With the Paris Agreement’s ambition of limiting climate change to well below two degrees, negative emission technologies (NETs) have moved into the limelight of discussions in climate science and policy. Recent studies by the German Mercator Research Institute (MCC) find significant differences in the potentials and risks of these NETs.

Limiting global warming to 1.5 degrees will make the world increasingly dependent on technologies that extract CO2 from the atmosphere. However, technology development and expansion, as well as the start of pilot projects, are considerably lagging behind deployment in climate mitigation scenarios.

In order to remain below the two-degree mark, however, the extensive use of a broad portfolio of "negative emission technologies" (NETs), as these techniques for CO2 removal are called, can be reduced to a minimum. This is one result of several new studies by the Mercator Research Institute on Global Commons and Climate Change (MCC).

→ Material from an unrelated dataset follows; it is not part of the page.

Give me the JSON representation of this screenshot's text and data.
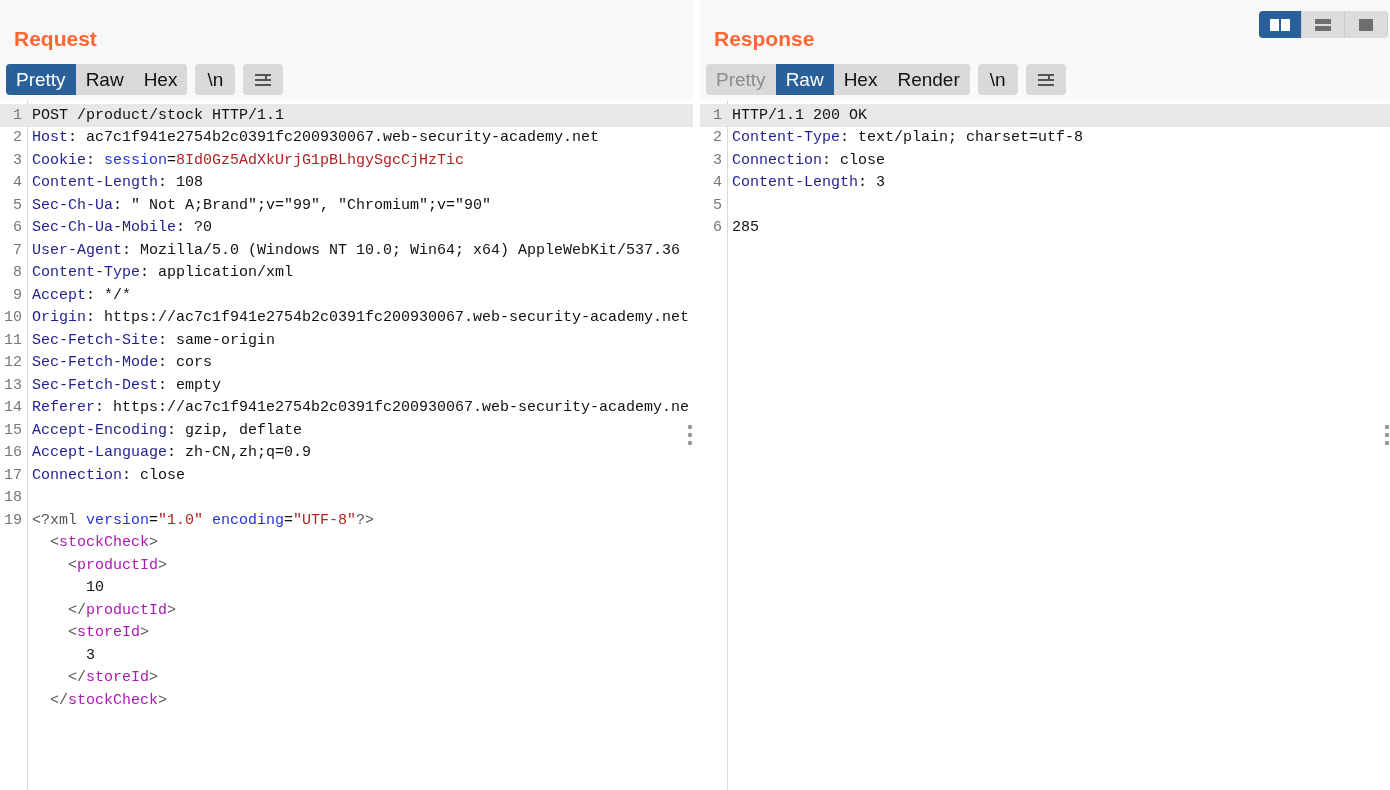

The scientists led an international consortium that has now published the results in a special section of the journal Environmental Research Letters. With these three comprehensive studies, the researchers point to a major gap in the dialogue between science and policy. With the Paris Agreement, the international community committed itself to limiting global warming to “well below two degrees Celsius”. However, the necessary deployment of NETs is currently hardly discussed in policy debates, although some of these technologies involve considerable conflicts for land use, water consumption or energy requirements, among others.

"There is an urgent need for the international community not to further increase but reduce its dependence on technologies for carbon removal from the atmosphere”, says Jan Minx, head of the MCC working group Applied Sustainability Science. “To achieve this, we need to reduce greenhouse gas emissions much more rapidly.”

NETs aim to remove carbon dioxide (CO2), the major driver of anthropogenic climate change, from the atmosphere. They include relatively simple options like planting more trees to lock up CO2 as they grow, or crushing rocks that naturally absorb CO2 and spreading them on soils so that they remove CO2 more rapidly. Another option includes using chemicals to sequester CO2 from the air (direct air capture).
 
A further strategy involves burning plants for energy and capturing the CO2 that would otherwise be released, then storing it permanently deep in the ground. This is called bioenergy with carbon capture and storage (BECCS).

Studies most comprehensive literature review to date

The three new studies were prepared by an international consortium of 20 researchers at six institutes. Overall, more than 6,000 documents were considered on seven groups of technologies: BECCS, afforestation and reforestation, direct air carbon capture and storage (DACCS), enhanced weathering, ocean fertilisation, biochar and carbon sequestration in soil. Through a systematic process and big data methods, 1000 studies were identified that provided relevant information on the potential, costs and side effects of the various technologies for CO2 removal.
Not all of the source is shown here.